Notably for our argument that these types of regimes should be deployed in AI contexts, these regimes were developed by a variety of individuals and entities—scientists, engineers, academics, private firms, and government actors. Additionally, both internet governance and AI are layered domains, with regimes (and their membership) ultimately fighting for primacy with one another. Taken together, these examples of nuclear and internet governance collaboration demonstrate that international cooperation focused on technical standards is possible even in competitive contexts, but what might it look like when applied to AI specifically?

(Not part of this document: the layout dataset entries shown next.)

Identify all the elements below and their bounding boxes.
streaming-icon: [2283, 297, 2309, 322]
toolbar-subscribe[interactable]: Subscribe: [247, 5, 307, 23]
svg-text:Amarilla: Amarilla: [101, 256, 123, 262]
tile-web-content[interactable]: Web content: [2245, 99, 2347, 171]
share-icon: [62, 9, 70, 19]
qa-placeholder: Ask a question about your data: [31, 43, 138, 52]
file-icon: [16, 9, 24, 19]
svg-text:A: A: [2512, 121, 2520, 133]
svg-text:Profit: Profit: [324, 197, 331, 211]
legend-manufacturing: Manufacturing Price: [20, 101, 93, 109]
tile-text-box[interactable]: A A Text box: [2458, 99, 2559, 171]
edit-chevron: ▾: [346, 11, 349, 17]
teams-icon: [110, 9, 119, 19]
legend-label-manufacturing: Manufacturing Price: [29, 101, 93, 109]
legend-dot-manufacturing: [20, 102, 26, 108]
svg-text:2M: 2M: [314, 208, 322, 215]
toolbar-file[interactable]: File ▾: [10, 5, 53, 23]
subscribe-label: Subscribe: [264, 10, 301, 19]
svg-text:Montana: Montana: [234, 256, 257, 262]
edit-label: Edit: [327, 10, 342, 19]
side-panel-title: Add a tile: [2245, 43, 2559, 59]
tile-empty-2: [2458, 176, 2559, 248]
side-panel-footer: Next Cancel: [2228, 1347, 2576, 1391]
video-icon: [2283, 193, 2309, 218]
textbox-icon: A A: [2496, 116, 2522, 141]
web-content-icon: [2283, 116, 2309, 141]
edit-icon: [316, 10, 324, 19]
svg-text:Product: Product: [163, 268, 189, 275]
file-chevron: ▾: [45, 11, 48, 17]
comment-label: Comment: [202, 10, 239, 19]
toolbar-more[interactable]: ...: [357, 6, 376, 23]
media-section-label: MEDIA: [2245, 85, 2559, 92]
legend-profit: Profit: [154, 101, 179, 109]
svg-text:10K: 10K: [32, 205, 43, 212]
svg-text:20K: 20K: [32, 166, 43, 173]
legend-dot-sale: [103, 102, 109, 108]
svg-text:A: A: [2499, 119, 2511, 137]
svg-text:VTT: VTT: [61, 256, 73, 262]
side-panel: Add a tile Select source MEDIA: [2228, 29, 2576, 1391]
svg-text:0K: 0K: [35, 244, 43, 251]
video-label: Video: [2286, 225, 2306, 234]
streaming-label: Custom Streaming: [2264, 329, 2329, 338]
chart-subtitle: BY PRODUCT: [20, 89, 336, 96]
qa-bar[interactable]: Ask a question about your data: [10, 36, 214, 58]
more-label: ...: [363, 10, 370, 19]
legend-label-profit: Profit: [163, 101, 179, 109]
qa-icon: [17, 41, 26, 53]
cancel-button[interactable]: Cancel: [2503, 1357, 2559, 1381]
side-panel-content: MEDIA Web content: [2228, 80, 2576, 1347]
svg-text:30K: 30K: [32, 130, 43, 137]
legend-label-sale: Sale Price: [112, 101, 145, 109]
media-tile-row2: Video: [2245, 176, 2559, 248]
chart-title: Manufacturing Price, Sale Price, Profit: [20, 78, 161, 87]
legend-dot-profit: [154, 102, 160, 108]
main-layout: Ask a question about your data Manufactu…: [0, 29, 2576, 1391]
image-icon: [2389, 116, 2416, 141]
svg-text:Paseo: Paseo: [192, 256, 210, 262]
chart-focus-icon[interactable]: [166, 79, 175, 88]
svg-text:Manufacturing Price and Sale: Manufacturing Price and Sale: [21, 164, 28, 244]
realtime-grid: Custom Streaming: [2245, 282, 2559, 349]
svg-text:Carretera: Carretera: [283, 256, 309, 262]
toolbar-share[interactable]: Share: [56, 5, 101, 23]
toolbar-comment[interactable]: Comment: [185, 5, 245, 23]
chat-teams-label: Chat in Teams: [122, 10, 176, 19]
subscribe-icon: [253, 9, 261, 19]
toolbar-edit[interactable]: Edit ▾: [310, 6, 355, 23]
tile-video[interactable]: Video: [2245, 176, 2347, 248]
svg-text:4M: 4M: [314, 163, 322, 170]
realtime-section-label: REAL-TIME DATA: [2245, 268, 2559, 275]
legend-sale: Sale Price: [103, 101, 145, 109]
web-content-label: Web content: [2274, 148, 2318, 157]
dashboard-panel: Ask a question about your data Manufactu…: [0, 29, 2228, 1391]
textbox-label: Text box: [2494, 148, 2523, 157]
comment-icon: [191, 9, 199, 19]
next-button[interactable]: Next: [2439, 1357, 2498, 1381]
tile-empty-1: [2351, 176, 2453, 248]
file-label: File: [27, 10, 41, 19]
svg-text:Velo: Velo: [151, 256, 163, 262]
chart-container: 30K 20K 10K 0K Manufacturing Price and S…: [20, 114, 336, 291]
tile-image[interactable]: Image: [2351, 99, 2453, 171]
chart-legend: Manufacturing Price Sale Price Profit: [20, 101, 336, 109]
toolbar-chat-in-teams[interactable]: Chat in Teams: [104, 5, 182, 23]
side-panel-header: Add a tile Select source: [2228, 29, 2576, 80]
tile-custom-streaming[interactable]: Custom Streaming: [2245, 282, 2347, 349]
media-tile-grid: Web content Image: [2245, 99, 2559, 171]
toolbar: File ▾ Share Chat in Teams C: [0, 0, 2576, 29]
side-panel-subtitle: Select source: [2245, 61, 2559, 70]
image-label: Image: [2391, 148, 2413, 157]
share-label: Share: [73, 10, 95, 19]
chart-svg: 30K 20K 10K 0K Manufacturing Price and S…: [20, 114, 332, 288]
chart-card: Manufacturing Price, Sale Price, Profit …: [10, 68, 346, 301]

Toward Technical Standards
There are already international institutions that might be relevant to this mission. The International Organization for Standardization (ISO) helps to shape information-sharing regimes related to AI technologies on a global scale. Its efforts in developing AI standards—measures agreed upon by subject matter experts and codified—have far-reaching implications for the industry, as they facilitate interoperability and compatibility among AI systems and enable data and knowledge sharing across borders and industries via certification. ISO standards attempt to foster innovation, reduce barriers to entry, and promote the responsible and ethical use of AI. They address concerns surrounding data privacy, security, and ethical considerations, contributing to a more harmonized and trustworthy AI ecosystem.
Of immediate relevance to AI assurance, the ISO/IEC JTC 1/SC 42 - Artificial Intelligence serves as a standardization subcommittee established by the Joint Technical Committee ISO/IEC JTC 1 of the International Standards Organization and the International Electrotechnical Commission. The subcommittee’s standards prescribe specific procedures for the assessment of machine learning performance, ensuring data quality for analytics and addressing the complete data life cycle. The subcommittee’s work focuses in part on critical themes that have become important aspects of broader AI governance debates—including explainability, transparency, and controllability of AI systems. Importantly, the ISO, and the national-level standards bodies of which it is composed, serve as a vehicle for the voices of scientists and engineers to shape regulation and offer a venue where technical discussions are already the norm.
The Time Is Now
At the top of this piece, we outlined various scenarios that might have led to disaster and noted the possibility that these scenarios might be more likely to occur with the proliferation of AI capabilities. Tackling this risk requires a combination of assurance mechanisms that enhance the safety of AI-enabled platforms. Establishing international standards and norms surrounding the employment of AI in safety-critical contexts reduces the likelihood of these mishaps occurring and drives (in the case of military systems) greater compliance with international law. Meanwhile, incident reporting mechanisms would also enable states to receive a quick and reliable signal that an AI system has malfunctioned, facilitating deescalation.
The dual-use nature of AI, as well as the major impact of commercial systems on military platforms, prevents us from simply focusing on the most glaring, military-specific use cases. It is beyond time for policymakers (and AI scientists and engineers) to formulate precisely the international institutional mechanisms and domestic and international policies that can enhance AI safety and trust, before catastrophe strikes.